Rajaratnam verdict shocks some at hedge fund event
Some hedge fund managers and investors attending a conference here audibly gasped when the news flashed on TV screens that Raj Rajaratnam had been convicted on all 14 counts of insider trading.
Wow, gosh. I don't know what to say, whispered a prominent industry executive.
The executive was responding to a person standing next to him who muttered: Guilty on all 14 counts.
The aggressive use of telephone taps in the case and the breadth of the investigation has sent shudders through the industry in the past couple of years.
But some 2,000 miles from the Manhattan federal courtroom where the trial took place, others said they were not shocked by the conviction of Rajaratnam, who not so long ago was a billionaire hedge fund manager who mingled with the industry's biggest players.
Several people attending the Skybridge Alternatives Conference, one of the hedge fund industry's most prestigious events of the year, privately said they had long ago written him off as one of the $2 trillion industry's bad apples.
Very few were prepared to talk for attribution and most soon returned to their main purpose at the conference -- networking and gathering tips from some of the hedge fund world's biggest stars.
Rajaratnam had once participated in a fantasy football league that included top hedge fund luminaries Paul Tudor Jones, Jim Pallotta and Stanley Druckenmiller.
Indeed, a number of former traders from Rajaratnam's now defunct Galleon Group once worked for Steven A. Cohen's SAC Capital Advisors. Cohen is the most high-profile speaker at the three-day conference.
Cohen's fund has drawn its own scrutiny from prosecutors. This year, two former SAC Capital employees pleaded guilty to insider trading while working for the $13 billion hedge fund. And while Cohen himself has not been accused of any wrongdoing, Reuters previously reported federal investigators have been looking into allegations of wrongful trading at SAC Capital for nearly four years.
Cohen's appearance at the conference is a rarity because he seldom speaks publicly or before the media.

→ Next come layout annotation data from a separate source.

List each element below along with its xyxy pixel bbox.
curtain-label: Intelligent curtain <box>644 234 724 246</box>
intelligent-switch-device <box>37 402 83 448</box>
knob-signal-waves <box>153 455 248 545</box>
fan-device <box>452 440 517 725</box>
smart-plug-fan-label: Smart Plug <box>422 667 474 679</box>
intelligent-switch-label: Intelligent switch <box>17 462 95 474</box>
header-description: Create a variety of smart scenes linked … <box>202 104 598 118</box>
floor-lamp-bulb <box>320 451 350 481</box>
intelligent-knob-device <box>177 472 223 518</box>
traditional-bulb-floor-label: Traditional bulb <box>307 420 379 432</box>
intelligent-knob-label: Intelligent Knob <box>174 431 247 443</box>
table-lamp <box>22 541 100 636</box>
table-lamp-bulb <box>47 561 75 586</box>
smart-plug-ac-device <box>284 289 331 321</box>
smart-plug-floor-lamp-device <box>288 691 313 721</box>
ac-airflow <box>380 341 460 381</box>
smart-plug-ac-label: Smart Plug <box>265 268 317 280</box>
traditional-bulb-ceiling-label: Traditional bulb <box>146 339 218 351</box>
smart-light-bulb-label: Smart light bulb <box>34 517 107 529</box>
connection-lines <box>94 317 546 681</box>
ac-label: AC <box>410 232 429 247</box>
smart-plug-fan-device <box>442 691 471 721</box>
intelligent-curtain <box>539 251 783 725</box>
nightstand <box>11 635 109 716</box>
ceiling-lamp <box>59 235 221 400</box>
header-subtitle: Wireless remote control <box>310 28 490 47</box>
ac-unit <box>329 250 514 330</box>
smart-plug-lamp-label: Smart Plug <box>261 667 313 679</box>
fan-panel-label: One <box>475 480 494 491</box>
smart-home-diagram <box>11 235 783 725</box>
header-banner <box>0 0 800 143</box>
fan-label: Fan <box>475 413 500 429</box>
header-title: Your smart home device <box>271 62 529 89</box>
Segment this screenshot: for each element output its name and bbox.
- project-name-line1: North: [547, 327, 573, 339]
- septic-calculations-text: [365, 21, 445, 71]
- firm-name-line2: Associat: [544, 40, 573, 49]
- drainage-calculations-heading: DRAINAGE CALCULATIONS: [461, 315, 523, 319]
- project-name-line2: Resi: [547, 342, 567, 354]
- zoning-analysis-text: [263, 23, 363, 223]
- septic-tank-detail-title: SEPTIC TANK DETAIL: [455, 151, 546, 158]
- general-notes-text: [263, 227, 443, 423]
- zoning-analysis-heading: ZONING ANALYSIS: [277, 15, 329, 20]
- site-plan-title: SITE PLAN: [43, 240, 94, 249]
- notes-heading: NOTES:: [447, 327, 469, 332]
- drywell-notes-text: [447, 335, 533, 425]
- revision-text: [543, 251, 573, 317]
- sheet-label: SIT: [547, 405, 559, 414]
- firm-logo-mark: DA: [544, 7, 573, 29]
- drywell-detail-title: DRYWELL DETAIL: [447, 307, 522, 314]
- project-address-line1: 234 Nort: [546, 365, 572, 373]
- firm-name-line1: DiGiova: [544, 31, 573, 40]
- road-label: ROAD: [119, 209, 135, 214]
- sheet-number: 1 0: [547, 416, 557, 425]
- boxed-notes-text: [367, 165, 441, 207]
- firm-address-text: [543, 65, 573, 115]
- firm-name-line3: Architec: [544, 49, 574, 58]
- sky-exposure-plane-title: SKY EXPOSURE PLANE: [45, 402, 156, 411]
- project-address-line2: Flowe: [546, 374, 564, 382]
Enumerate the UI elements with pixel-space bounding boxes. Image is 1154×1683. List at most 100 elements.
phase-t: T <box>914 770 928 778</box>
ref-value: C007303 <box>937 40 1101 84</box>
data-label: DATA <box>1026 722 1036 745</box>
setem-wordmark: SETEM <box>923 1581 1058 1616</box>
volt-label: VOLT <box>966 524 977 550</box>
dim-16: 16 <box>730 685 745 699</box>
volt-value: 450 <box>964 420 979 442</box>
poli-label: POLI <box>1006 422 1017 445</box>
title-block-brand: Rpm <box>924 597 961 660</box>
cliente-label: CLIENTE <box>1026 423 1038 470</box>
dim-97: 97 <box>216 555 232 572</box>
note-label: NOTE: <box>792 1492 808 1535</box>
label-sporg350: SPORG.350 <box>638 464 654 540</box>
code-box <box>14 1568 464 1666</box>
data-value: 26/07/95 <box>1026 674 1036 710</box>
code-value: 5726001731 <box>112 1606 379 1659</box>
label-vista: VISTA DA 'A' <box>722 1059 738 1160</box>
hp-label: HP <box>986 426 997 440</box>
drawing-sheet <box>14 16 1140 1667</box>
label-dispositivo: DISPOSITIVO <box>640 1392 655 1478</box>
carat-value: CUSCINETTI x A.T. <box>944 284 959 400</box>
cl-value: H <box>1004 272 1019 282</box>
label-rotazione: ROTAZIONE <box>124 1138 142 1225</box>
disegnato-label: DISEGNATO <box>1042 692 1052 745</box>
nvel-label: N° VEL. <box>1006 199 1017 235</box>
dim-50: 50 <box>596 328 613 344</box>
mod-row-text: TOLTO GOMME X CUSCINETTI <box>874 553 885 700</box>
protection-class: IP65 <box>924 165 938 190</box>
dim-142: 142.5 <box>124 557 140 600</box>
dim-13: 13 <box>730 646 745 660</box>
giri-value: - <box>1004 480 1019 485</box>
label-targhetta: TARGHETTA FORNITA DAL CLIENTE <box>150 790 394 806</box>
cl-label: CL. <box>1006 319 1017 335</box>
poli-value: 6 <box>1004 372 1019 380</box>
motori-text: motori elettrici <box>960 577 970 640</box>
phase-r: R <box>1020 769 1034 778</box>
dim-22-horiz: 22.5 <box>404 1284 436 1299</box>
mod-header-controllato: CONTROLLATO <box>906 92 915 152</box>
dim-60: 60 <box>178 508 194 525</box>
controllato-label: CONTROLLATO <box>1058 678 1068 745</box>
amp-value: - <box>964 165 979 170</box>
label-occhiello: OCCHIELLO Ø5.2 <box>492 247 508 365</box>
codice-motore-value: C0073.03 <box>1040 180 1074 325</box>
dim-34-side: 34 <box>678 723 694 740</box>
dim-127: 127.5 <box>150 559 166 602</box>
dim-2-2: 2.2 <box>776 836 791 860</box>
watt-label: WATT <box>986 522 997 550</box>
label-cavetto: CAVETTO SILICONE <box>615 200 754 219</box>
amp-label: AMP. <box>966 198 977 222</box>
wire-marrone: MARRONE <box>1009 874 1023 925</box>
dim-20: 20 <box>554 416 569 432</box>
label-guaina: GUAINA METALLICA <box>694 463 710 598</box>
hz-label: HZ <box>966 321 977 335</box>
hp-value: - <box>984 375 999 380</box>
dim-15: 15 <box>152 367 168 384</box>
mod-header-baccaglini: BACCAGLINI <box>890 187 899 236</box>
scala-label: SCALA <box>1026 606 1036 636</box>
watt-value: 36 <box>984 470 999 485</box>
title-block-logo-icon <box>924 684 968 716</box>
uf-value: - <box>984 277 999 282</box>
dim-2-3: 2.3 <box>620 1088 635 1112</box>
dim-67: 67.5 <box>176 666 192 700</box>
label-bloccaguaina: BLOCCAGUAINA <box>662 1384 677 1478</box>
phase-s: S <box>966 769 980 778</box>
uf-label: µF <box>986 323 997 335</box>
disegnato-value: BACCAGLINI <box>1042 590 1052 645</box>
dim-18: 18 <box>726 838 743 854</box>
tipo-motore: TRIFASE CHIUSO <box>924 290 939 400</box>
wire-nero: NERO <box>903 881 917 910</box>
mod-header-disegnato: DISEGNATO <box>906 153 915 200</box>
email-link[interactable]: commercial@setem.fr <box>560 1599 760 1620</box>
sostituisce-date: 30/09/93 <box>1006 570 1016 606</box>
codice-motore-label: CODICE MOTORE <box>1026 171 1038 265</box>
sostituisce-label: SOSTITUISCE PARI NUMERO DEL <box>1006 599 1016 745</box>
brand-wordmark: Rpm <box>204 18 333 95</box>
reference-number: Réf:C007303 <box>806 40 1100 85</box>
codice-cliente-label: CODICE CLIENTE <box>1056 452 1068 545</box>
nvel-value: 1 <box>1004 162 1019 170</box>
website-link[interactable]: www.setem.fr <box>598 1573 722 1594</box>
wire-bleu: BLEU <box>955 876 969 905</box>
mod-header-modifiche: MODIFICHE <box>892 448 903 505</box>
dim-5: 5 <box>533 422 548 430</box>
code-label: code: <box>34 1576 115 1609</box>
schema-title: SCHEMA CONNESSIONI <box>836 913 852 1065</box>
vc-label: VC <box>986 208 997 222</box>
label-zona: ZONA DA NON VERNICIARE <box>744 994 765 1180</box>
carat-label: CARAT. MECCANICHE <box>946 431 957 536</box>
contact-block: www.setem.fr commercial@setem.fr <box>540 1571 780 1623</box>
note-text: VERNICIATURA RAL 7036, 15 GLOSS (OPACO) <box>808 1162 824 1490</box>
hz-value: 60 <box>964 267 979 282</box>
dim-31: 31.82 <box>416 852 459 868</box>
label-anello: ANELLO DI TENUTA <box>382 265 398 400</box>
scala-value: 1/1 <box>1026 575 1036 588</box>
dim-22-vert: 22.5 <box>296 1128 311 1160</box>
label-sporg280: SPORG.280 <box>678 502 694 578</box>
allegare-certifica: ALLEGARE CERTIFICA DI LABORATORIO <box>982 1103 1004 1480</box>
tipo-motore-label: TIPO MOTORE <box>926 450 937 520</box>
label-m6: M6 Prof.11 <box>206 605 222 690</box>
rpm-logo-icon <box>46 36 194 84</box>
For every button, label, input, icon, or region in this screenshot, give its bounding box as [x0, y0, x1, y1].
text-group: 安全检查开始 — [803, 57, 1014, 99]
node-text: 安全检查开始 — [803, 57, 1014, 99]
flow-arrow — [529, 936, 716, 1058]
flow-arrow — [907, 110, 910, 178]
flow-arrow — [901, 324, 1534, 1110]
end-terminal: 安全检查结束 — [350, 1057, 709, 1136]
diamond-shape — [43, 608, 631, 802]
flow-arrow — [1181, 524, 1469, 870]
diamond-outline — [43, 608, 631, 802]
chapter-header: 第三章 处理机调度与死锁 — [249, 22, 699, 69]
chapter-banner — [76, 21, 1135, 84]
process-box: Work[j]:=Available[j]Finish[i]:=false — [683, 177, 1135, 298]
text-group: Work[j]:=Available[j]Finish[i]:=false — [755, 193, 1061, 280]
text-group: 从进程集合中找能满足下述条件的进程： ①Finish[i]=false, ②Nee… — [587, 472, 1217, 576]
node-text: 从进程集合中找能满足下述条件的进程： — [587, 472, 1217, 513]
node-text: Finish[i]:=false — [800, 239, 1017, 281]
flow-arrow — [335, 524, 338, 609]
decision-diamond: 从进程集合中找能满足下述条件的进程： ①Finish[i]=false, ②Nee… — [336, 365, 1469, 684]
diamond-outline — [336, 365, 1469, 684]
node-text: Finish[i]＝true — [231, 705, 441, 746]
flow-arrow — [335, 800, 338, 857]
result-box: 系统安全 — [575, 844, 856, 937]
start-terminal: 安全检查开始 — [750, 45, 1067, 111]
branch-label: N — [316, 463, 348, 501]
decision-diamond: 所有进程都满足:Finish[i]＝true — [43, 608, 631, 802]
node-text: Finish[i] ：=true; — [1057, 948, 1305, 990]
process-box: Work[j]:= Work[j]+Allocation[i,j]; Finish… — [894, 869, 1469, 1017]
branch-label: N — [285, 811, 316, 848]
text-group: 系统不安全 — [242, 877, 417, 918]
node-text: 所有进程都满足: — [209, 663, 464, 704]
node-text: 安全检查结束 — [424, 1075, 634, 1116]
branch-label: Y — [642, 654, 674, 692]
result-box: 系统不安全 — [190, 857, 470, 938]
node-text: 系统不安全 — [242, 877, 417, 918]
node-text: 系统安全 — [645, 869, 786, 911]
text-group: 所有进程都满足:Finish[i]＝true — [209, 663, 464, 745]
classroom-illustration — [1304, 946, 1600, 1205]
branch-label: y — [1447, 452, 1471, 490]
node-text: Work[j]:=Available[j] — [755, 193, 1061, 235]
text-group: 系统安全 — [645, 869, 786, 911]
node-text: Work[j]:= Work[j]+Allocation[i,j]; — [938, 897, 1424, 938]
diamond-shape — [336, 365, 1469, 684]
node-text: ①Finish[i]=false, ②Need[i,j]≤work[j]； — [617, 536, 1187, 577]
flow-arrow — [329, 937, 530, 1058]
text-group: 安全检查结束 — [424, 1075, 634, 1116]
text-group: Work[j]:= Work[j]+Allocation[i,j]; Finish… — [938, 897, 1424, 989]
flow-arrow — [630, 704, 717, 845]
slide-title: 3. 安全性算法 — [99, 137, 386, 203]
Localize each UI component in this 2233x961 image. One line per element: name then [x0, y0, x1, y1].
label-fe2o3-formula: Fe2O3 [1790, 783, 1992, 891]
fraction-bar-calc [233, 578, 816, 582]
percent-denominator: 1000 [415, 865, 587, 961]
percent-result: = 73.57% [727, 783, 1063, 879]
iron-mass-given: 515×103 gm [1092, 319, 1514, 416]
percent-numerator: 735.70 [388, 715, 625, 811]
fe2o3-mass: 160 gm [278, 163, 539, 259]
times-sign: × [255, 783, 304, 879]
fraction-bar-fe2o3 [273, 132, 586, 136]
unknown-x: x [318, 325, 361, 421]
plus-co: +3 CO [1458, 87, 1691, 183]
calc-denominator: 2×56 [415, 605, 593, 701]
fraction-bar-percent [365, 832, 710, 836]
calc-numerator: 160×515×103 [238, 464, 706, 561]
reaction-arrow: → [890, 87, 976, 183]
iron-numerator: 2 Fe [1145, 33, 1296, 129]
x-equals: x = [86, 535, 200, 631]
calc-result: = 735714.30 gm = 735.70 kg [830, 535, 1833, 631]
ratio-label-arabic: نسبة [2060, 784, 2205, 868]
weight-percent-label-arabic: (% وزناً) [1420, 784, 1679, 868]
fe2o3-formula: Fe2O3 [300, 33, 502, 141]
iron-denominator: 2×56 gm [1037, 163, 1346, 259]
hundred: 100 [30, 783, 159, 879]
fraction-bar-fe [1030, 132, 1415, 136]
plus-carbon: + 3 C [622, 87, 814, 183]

Several people said they hoped Cohen, a billionaire in his own right, would address the controversy surrounding his storied hedge fund and he did not disappoint them. Thank you for that softball question, Cohen said to gales of laughter when SkyBridge partner Anthony Scaramucci started off the half-hour-long interview by asking about the recent media glare.
No one likes that kind of media scrutiny, Cohen declared, adding that the firm's roughly 850 employees work hard and we take compliance very seriously. We will cooperate with any and all investigations.
Others in the crowd of over 1,700 managers, investors, industry analysts and lawyers talked about how Rajaratnam has indirectly impacted the industry as investors demand more information about how their managers plan to make money.
But the overall sense of many was the verdict would not alter things much for the hedge fund industry and would not represent the same blow to confidence as the Bernard Madoff Ponzi scheme did.
In the end, rigorous due diligence comes down to finding someone you think you can trust, said Gaurang Vyas with Nonpareil Capital, which invests with hedge funds.
We need to find the right people, he added.